Welcome to Hellish Cambridge PCB (Part 2)

made with electronics production

To Do

Group Assignment

  • characterize the design rules for your in-house PCB production process
  • send a PCB out to a board house

Individual Assignment

  • make and test the development board that you designed to interact and communicate with an embedded microcontroller
  • extra credit: make it with another process

Tools

  • Software: mods, Kicad
  • Machines: Electronics mill in CBA shop

Materials

  • copper clad
  • electronics parts

My group characterized our design rules for our in-house PCB production process and sent a PCB out to a board house.

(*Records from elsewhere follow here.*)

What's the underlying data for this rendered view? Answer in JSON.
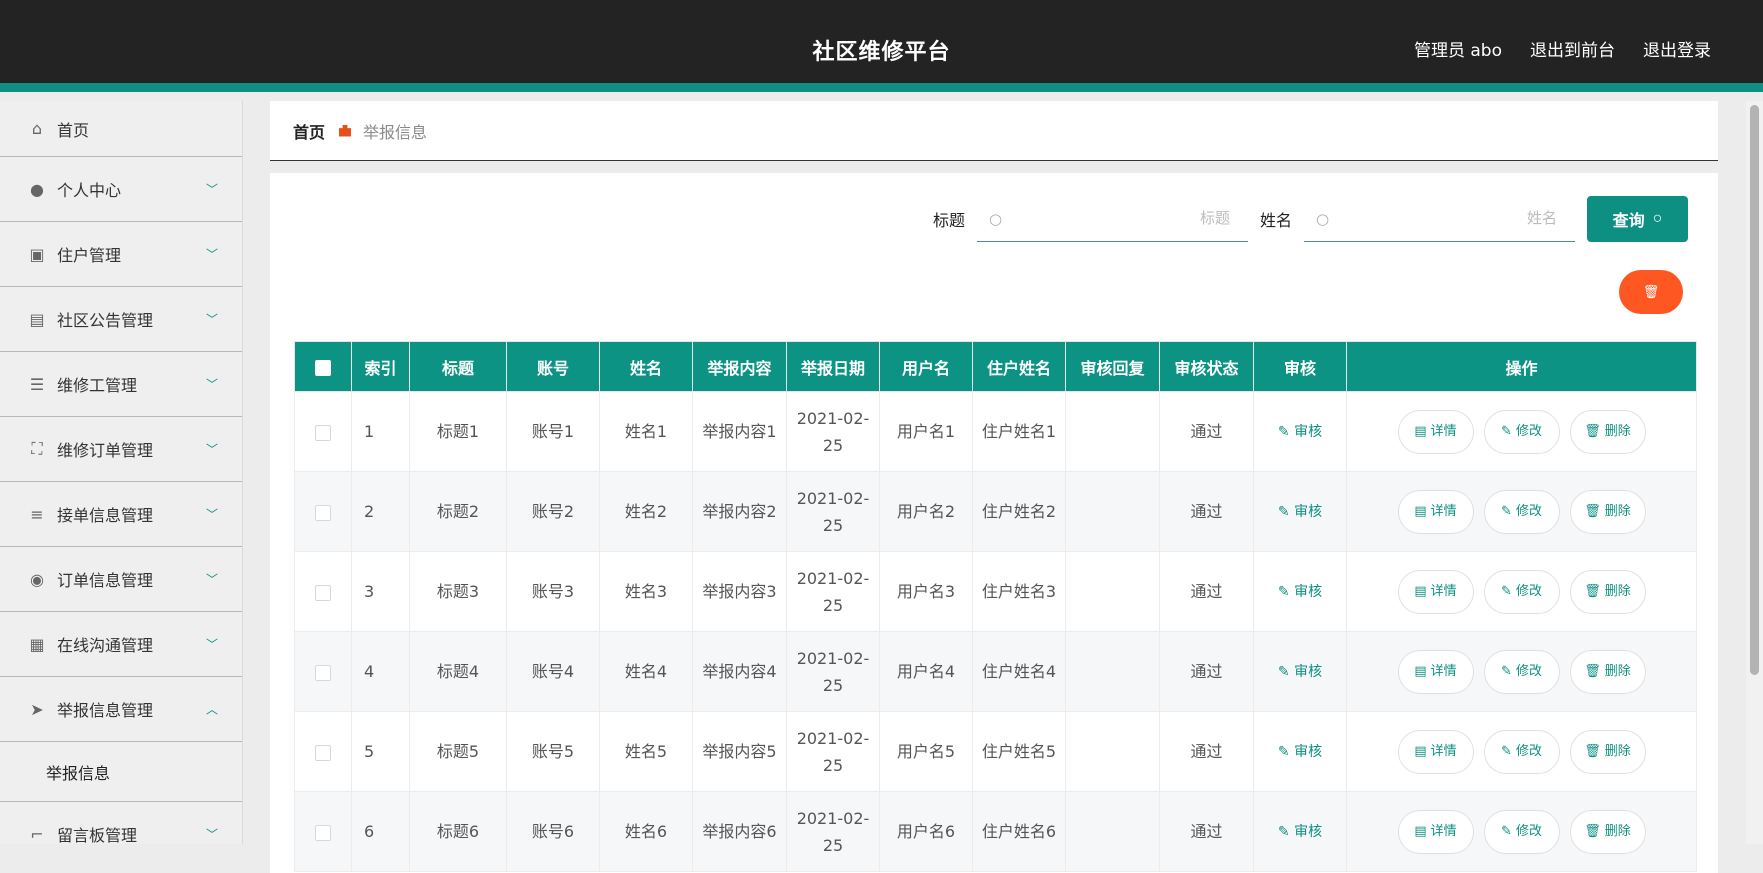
{
  "header": {
    "title": "社区维修平台",
    "user": "管理员 abo",
    "front_link": "退出到前台",
    "logout": "退出登录"
  },
  "sidebar": {
    "items": [
      {
        "label": "首页",
        "icon": "home-icon",
        "glyph": "⌂",
        "expanded": false
      },
      {
        "label": "个人中心",
        "icon": "user-icon",
        "glyph": "●",
        "expanded": false
      },
      {
        "label": "住户管理",
        "icon": "clipboard-icon",
        "glyph": "▣",
        "expanded": false
      },
      {
        "label": "社区公告管理",
        "icon": "brush-icon",
        "glyph": "▤",
        "expanded": false
      },
      {
        "label": "维修工管理",
        "icon": "list-icon",
        "glyph": "☰",
        "expanded": false
      },
      {
        "label": "维修订单管理",
        "icon": "frame-icon",
        "glyph": "⛶",
        "expanded": false
      },
      {
        "label": "接单信息管理",
        "icon": "sliders-icon",
        "glyph": "≡",
        "expanded": false
      },
      {
        "label": "订单信息管理",
        "icon": "bulb-icon",
        "glyph": "◉",
        "expanded": false
      },
      {
        "label": "在线沟通管理",
        "icon": "grid-icon",
        "glyph": "▦",
        "expanded": false
      },
      {
        "label": "举报信息管理",
        "icon": "send-icon",
        "glyph": "➤",
        "expanded": true
      },
      {
        "label": "留言板管理",
        "icon": "crop-icon",
        "glyph": "⌐",
        "expanded": false
      }
    ],
    "submenu": "举报信息"
  },
  "breadcrumb": {
    "home": "首页",
    "current": "举报信息"
  },
  "search": {
    "title_label": "标题",
    "title_placeholder": "标题",
    "name_label": "姓名",
    "name_placeholder": "姓名",
    "query_label": "查询"
  },
  "table": {
    "headers": [
      "索引",
      "标题",
      "账号",
      "姓名",
      "举报内容",
      "举报日期",
      "用户名",
      "住户姓名",
      "审核回复",
      "审核状态",
      "审核",
      "操作"
    ],
    "audit_label": "审核",
    "detail_label": "详情",
    "edit_label": "修改",
    "delete_label": "删除",
    "rows": [
      {
        "index": "1",
        "title": "标题1",
        "account": "账号1",
        "name": "姓名1",
        "content": "举报内容1",
        "date": "2021-02-25",
        "username": "用户名1",
        "resident": "住户姓名1",
        "reply": "",
        "status": "通过"
      },
      {
        "index": "2",
        "title": "标题2",
        "account": "账号2",
        "name": "姓名2",
        "content": "举报内容2",
        "date": "2021-02-25",
        "username": "用户名2",
        "resident": "住户姓名2",
        "reply": "",
        "status": "通过"
      },
      {
        "index": "3",
        "title": "标题3",
        "account": "账号3",
        "name": "姓名3",
        "content": "举报内容3",
        "date": "2021-02-25",
        "username": "用户名3",
        "resident": "住户姓名3",
        "reply": "",
        "status": "通过"
      },
      {
        "index": "4",
        "title": "标题4",
        "account": "账号4",
        "name": "姓名4",
        "content": "举报内容4",
        "date": "2021-02-25",
        "username": "用户名4",
        "resident": "住户姓名4",
        "reply": "",
        "status": "通过"
      },
      {
        "index": "5",
        "title": "标题5",
        "account": "账号5",
        "name": "姓名5",
        "content": "举报内容5",
        "date": "2021-02-25",
        "username": "用户名5",
        "resident": "住户姓名5",
        "reply": "",
        "status": "通过"
      },
      {
        "index": "6",
        "title": "标题6",
        "account": "账号6",
        "name": "姓名6",
        "content": "举报内容6",
        "date": "2021-02-25",
        "username": "用户名6",
        "resident": "住户姓名6",
        "reply": "",
        "status": "通过"
      }
    ]
  },
  "colors": {
    "accent": "#0d8f82",
    "danger": "#ff5722",
    "topbar": "#232323"
  }
}
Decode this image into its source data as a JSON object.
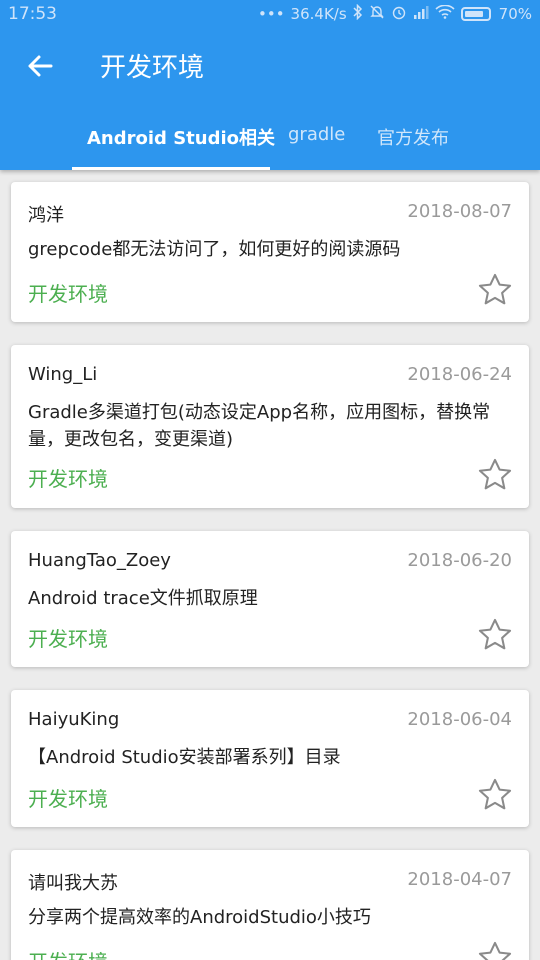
{
  "status_bar": {
    "time": "17:53",
    "dots": "•••",
    "net_speed": "36.4K/s",
    "battery": "70%"
  },
  "toolbar": {
    "title": "开发环境",
    "back_icon": "arrow-back-icon"
  },
  "tabs": [
    {
      "label": "Android Studio相关",
      "active": true
    },
    {
      "label": "gradle",
      "active": false
    },
    {
      "label": "官方发布",
      "active": false
    }
  ],
  "colors": {
    "primary": "#2d96ee",
    "tag": "#4caf50",
    "date": "#9a9a9a"
  },
  "articles": [
    {
      "author": "鸿洋",
      "date": "2018-08-07",
      "title": "grepcode都无法访问了，如何更好的阅读源码",
      "tag": "开发环境"
    },
    {
      "author": "Wing_Li",
      "date": "2018-06-24",
      "title": "Gradle多渠道打包(动态设定App名称，应用图标，替换常量，更改包名，变更渠道)",
      "tag": "开发环境"
    },
    {
      "author": "HuangTao_Zoey",
      "date": "2018-06-20",
      "title": "Android trace文件抓取原理",
      "tag": "开发环境"
    },
    {
      "author": "HaiyuKing",
      "date": "2018-06-04",
      "title": "【Android Studio安装部署系列】目录",
      "tag": "开发环境"
    },
    {
      "author": "请叫我大苏",
      "date": "2018-04-07",
      "title": "分享两个提高效率的AndroidStudio小技巧",
      "tag": "开发环境"
    }
  ]
}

I was deciding between using the Metropolis Other Mill or CBA Mill, and ended up having to use the CBA one because my design was big. Learning to mill a PCB was an exciting journey that combined creativity, precision, and a bit of technical know-how. My goal was to create a custom PCB for a small electronics project I had in mind, and milling seemed like a cost-effective and hands-on approach. First, I familiarized myself with the basics of PCB design using KiCad. Understanding the design principles, such as component placement, trace routing, and designing a schematic, was crucial before moving on to the milling process. Once I had a design ready, I exported the PCB layout in a format compatible with the milling machine, usually Gerber or G-code files. This step was pivotal, as any errors in the design could result in a faulty PCB. Next, I set up the milling machine, ensuring it was calibrated correctly and had the appropriate cutting tools installed. Precision was key at this stage, as even a slight misalignment could affect the final outcome. I carefully loaded the PCB material, usually a copper-clad board, into the machine and secured it in place. Following the instructions, I set the milling parameters such as depth of cut, spindle speed, and feed rate based on the specifics of my design and the capabilities of the machine. Once everything was set up, I initiated the milling process. The machine began cutting away the excess copper, leaving behind the traces and pads as per my design. It was fascinating to watch the machine meticulously follow the paths outlined in the design file. After the milling was complete, I carefully removed the milled PCB from the machine and inspected it for any errors or imperfections. Any leftover copper bits were cleaned off, and the PCB was examined under a magnifying glass to ensure the traces were well-defined and there were no unwanted breaks. Overall, learning to mill a PCB was a rewarding experience that required attention to detail, patience, and a willingness to learn and adapt throughout the process. It allowed me to turn my design ideas into a tangible, functional circuit board for my projects.